JERSEY CITY, N.J. (AP) — Closing arguments are expected in the trial of a Jersey City nonprofit that was sued for claiming it could turn gays into heterosexuals.
Jews Offering New Alternatives for Healing, known by the acronym JONAH, is accused in the lawsuit of violating New Jersey's consumer fraud laws by offering so-called "gay conversion" therapy.
The trial in state Superior Court in Jersey City began in early June. Closing arguments are expected Wednesday.
One of the young men who sued in 2012 testified during the trial that one of JONAH's methods involved using a tennis racket to beat a pillow that was meant to represent his mother, who, he said counselors told him, was responsible for his homosexuality. He also spoke of being urged to spend more time naked with his father.
The co-founder of JONAH testified he believes homosexuality is a disorder caused by emotional wounds occurring in childhood and adolescence that can be cured through methods used by his organization.

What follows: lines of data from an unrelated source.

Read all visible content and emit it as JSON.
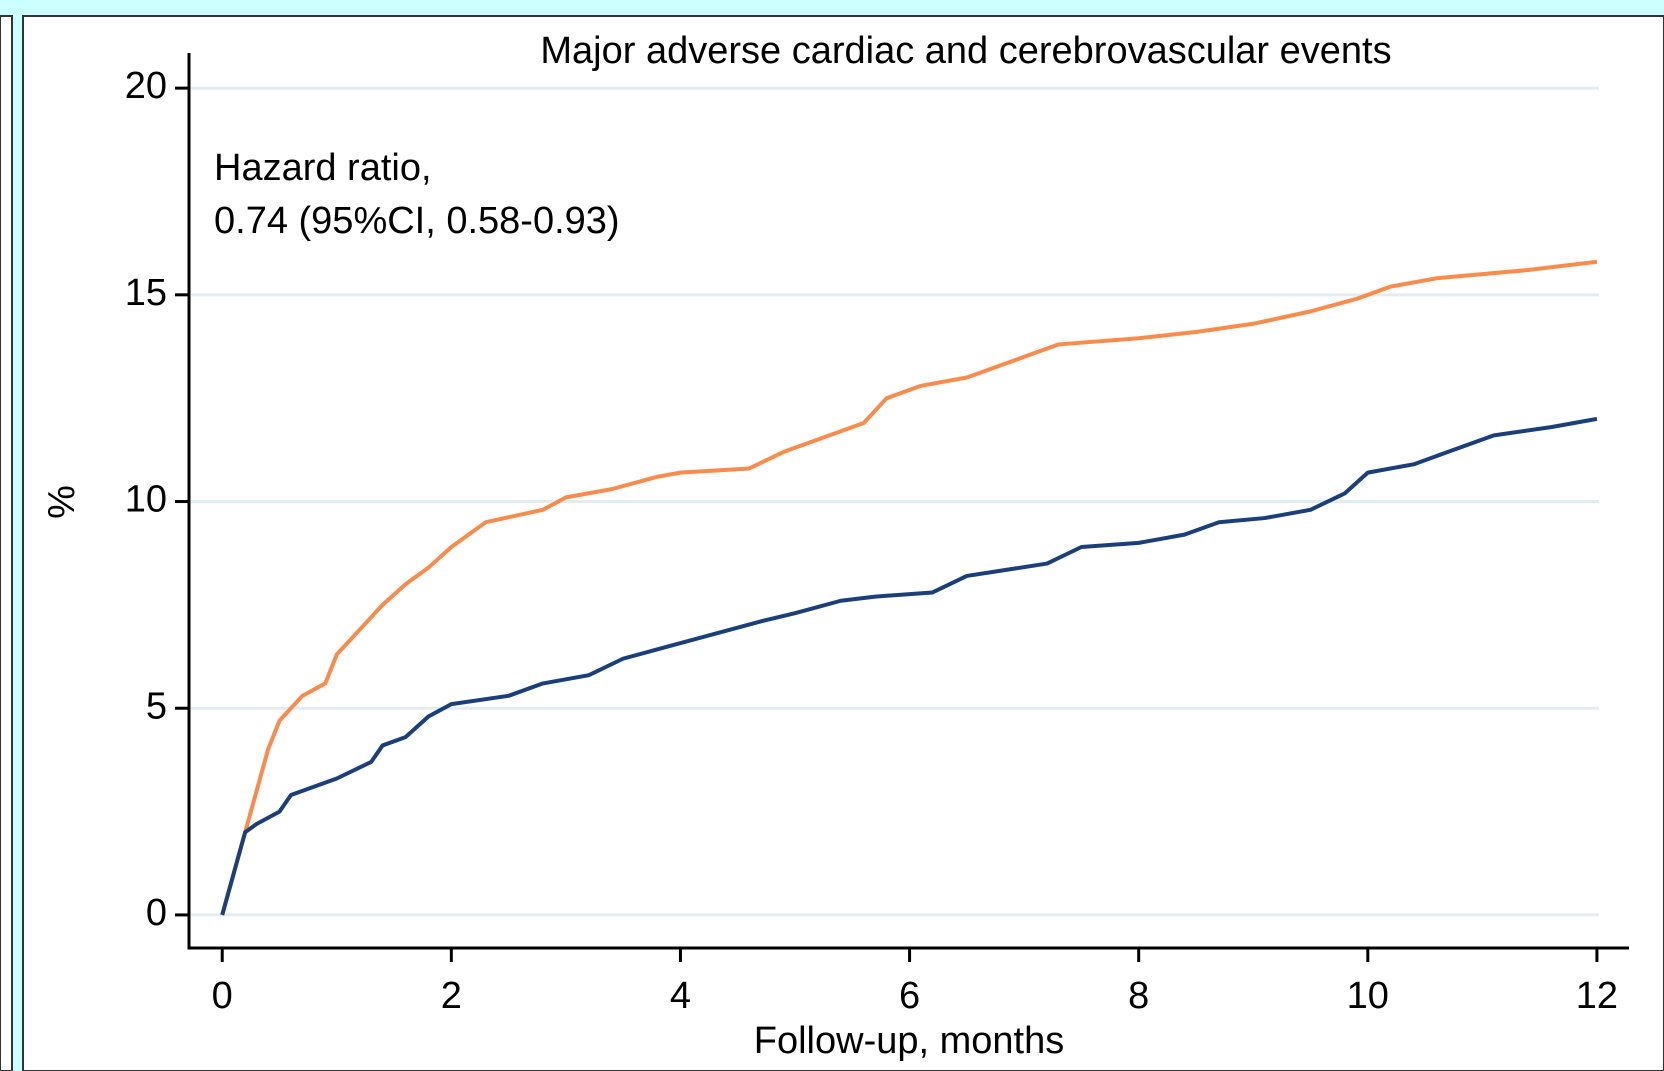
{
  "chart_data": {
    "type": "line",
    "title": "Major adverse cardiac and cerebrovascular events",
    "annotation": [
      "Hazard ratio,",
      "0.74 (95%CI, 0.58-0.93)"
    ],
    "xlabel": "Follow-up, months",
    "ylabel": "%",
    "xlim": [
      -0.29,
      12.28
    ],
    "ylim": [
      -0.8,
      20.85
    ],
    "xticks": [
      0,
      2,
      4,
      6,
      8,
      10,
      12
    ],
    "yticks": [
      0,
      5,
      10,
      15,
      20
    ],
    "grid": true,
    "series": [
      {
        "color": "#f98b4c",
        "x": [
          0,
          0.1,
          0.2,
          0.3,
          0.4,
          0.5,
          0.7,
          0.9,
          1.0,
          1.2,
          1.4,
          1.6,
          1.8,
          2.0,
          2.3,
          2.8,
          3.0,
          3.4,
          3.8,
          4.0,
          4.6,
          4.9,
          5.3,
          5.6,
          5.8,
          6.1,
          6.5,
          6.9,
          7.3,
          8.0,
          8.5,
          9.0,
          9.5,
          9.9,
          10.2,
          10.6,
          11.4,
          12.0
        ],
        "values": [
          0,
          1,
          2,
          3,
          4,
          4.7,
          5.3,
          5.6,
          6.3,
          6.9,
          7.5,
          8,
          8.4,
          8.9,
          9.5,
          9.8,
          10.1,
          10.3,
          10.6,
          10.7,
          10.8,
          11.2,
          11.6,
          11.9,
          12.5,
          12.8,
          13,
          13.4,
          13.8,
          13.95,
          14.1,
          14.3,
          14.6,
          14.9,
          15.2,
          15.4,
          15.6,
          15.8
        ]
      },
      {
        "color": "#1a3f7a",
        "x": [
          0,
          0.1,
          0.2,
          0.3,
          0.5,
          0.6,
          0.8,
          1.0,
          1.3,
          1.4,
          1.6,
          1.8,
          2.0,
          2.5,
          2.8,
          3.2,
          3.5,
          3.9,
          4.3,
          4.7,
          5.0,
          5.4,
          5.7,
          6.2,
          6.5,
          7.2,
          7.5,
          8.0,
          8.4,
          8.7,
          9.1,
          9.5,
          9.8,
          10.0,
          10.4,
          10.7,
          11.1,
          11.6,
          12.0
        ],
        "values": [
          0,
          1,
          2,
          2.2,
          2.5,
          2.9,
          3.1,
          3.3,
          3.7,
          4.1,
          4.3,
          4.8,
          5.1,
          5.3,
          5.6,
          5.8,
          6.2,
          6.5,
          6.8,
          7.1,
          7.3,
          7.6,
          7.7,
          7.8,
          8.2,
          8.5,
          8.9,
          9,
          9.2,
          9.5,
          9.6,
          9.8,
          10.2,
          10.7,
          10.9,
          11.2,
          11.6,
          11.8,
          12
        ]
      }
    ]
  }
}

The plaintiffs claim JONAH violated New Jersey consumer protection laws by making fraudulent claims and misrepresentations about what it could do. They are seeking to have JONAH's business license revoked and to be reimbursed for the therapy they paid for as well as separate counseling they underwent after leaving the program.
JONAH's attorneys have argued that none of the plaintiffs complained about their experience at the time of their treatment, and that some even recommended it to others. They insist the lawsuit was spurred by activists who are seeking to shut JONAH down.
Republican Gov. Chris Christie signed a law in 2013 banning licensed therapists from practicing conversion therapy in New Jersey. Two court challenges to the ban, one by a couple and their son and one by a group that included two licensed therapists, were dismissed by a federal judge. Those decisions were later affirmed by a federal appeals court.
JONAH's co-founder testified that he is not a licensed therapist.